Rembrandt and the Face of Jesus brings together for the first time many of Dutch master Rembrandt van Rijn's finest paintings, prints and drawings that portray Jesus and events described in the Bible. The exhibition of 64 works includes approximately 52 small, intimate paintings, prints and drawings by Rembrandt and his students that illustrate how Rembrandt broke from traditional 17th-century representations of Jesus.
This exhibition has been organized by the Detroit Institute of Arts, the Musée du Louvre, and the Philadelphia Museum of Art.
Western portrayals of Jesus in the 17th century were based on ancient Greek sculpture and Renaissance imagery, and represented him as either heroic in action or as the embodiment of profound suffering. Rembrandt's own initial renderings of Jesus conformed to this tradition. In the 1640s, Rembrandt developed a radically different concept. He was the first Western artist to present Jesus as Jewish, likely based on models from Amsterdam's vibrant Jewish neighborhood where he lived and worked. Additionally, he depicted Jesus as vulnerable and humble, one whose existence compelled reverence in the minds and imaginations of those around him.
Two masterpieces in the exhibition illustrate the significant shift in Rembrandt’s approach: Supper at Emmaus, a hauntingly beautiful painting of the biblical account of Jesus’ appearance to his followers after his resurrection; and Christ Healing the Sick, also known as The Hundred Guilder Print, which shows Jesus preaching before a crowd. The Hundred Guilder Print showcases Rembrandt’s unparalleled mastery of printmaking, as every printmaking style and technique in his repertoire was used to create its stunning effect.
The Rembrandt and the Face of Jesus Exhibition deserves to be called a "once-in-a-lifetime" art event, bringing together for the first time in a museum show 7 of 8 known oil studies of Christ, which Rembrandt painted in the mid 17th century. The question of what Jesus looked like has preoccupied sacred artists down through the ages. You can see a sampling of portraits of Christ in the first rooms of the show, conforming to traditional medieval and Renaissance notions of the perfect human. In Jesus and the Woman Taken in Adultery, on loan from London's National Gallery, Rembrandt also followed prevailing tastes early in his career, portraying a majestic Jesus with golden tresses.
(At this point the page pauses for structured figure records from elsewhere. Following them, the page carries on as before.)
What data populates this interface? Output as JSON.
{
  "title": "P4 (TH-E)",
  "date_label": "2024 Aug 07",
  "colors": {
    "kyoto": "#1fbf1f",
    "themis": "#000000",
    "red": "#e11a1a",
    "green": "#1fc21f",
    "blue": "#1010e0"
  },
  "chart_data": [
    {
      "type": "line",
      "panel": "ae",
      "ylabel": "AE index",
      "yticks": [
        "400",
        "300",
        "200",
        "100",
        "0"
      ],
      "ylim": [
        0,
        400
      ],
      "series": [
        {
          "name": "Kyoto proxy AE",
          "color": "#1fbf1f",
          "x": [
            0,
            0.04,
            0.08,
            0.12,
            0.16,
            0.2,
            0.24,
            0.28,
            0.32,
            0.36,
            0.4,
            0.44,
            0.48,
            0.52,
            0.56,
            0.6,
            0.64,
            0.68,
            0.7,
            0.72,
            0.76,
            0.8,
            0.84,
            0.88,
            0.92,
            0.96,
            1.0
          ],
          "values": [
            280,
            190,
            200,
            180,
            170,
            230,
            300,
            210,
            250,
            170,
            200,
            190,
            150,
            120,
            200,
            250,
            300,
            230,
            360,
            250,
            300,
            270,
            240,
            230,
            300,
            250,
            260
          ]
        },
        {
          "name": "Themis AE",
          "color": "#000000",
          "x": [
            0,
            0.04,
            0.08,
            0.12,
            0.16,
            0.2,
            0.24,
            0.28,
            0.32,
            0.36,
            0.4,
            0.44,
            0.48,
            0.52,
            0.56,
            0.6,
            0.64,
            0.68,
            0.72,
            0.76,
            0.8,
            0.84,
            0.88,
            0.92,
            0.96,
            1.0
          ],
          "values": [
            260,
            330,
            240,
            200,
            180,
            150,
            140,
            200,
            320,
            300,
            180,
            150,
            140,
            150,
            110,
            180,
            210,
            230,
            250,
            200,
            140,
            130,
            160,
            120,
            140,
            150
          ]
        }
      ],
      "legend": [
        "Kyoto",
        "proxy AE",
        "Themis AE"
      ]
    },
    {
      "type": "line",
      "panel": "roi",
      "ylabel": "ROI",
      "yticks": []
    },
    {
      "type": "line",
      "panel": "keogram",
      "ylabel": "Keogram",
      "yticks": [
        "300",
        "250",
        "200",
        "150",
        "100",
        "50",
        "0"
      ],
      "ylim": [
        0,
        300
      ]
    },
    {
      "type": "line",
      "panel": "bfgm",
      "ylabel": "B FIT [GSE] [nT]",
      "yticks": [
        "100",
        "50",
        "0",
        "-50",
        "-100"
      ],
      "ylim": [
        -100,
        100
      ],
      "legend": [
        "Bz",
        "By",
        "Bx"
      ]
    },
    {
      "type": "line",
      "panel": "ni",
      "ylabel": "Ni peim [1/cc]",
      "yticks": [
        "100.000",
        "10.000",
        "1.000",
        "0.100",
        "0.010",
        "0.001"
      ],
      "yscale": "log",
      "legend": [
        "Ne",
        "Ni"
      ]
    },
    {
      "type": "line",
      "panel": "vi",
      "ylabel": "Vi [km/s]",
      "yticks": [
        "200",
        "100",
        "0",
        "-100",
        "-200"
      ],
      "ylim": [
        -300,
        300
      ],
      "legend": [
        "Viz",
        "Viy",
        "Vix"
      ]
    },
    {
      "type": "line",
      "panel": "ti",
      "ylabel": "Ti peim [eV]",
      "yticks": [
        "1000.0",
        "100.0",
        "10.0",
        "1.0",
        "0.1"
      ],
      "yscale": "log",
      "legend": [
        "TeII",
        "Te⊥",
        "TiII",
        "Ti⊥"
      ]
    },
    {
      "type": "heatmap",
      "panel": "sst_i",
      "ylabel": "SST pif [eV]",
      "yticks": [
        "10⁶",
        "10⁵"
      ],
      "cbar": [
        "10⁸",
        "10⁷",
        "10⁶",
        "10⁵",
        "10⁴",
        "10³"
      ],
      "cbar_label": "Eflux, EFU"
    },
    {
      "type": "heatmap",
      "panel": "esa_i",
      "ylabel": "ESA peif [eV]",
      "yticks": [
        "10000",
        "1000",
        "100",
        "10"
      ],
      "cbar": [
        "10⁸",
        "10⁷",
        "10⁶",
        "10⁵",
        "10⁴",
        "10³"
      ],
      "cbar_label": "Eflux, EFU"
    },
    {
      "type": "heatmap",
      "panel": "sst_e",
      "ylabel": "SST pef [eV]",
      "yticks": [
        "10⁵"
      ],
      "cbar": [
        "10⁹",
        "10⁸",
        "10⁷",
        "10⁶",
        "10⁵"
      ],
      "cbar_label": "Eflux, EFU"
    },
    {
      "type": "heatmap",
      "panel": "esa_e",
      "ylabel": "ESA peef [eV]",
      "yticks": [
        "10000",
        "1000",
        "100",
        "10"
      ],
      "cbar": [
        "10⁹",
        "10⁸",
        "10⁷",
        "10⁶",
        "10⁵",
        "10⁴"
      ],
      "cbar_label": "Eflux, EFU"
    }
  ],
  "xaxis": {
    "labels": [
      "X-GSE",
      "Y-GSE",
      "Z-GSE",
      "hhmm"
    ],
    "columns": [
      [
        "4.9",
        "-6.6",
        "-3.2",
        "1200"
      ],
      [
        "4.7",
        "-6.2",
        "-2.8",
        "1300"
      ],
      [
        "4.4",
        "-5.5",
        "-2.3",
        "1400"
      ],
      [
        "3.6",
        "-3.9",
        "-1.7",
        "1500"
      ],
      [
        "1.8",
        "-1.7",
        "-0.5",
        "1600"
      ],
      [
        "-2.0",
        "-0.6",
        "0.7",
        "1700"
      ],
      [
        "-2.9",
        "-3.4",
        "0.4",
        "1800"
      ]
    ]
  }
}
Then, in the 1650s, the Dutch artist took the revolutionary step of painting Jesus "from life," giving him the features of a young Dutch Jew. This poignantly human, Jewish Jesus appears in the core images of the exhibition: the seven small panel paintings of the head of Christ and the splendid Supper at Emmaus, on rare loan from the Louvre Museum in Paris. Contemplating these paintings and the hauntingly beautiful, Christ with Arms Folded, the half-figure image of Christ in the "new style" from the Hyde Collection, which ends the Philadelphia show, you can't help but wonder how both sacred art and Jewish-Christian relations might have been transformed had Rembrandt's profound innovation in Jesus imagery not been largely ignored by later generations of European artists and theologians. Lovers of Rembrandt and of religious art will also be delighted to see the exhibition's fine selection of prints and drawings of Christ, including his famous Hundred Guilder Print.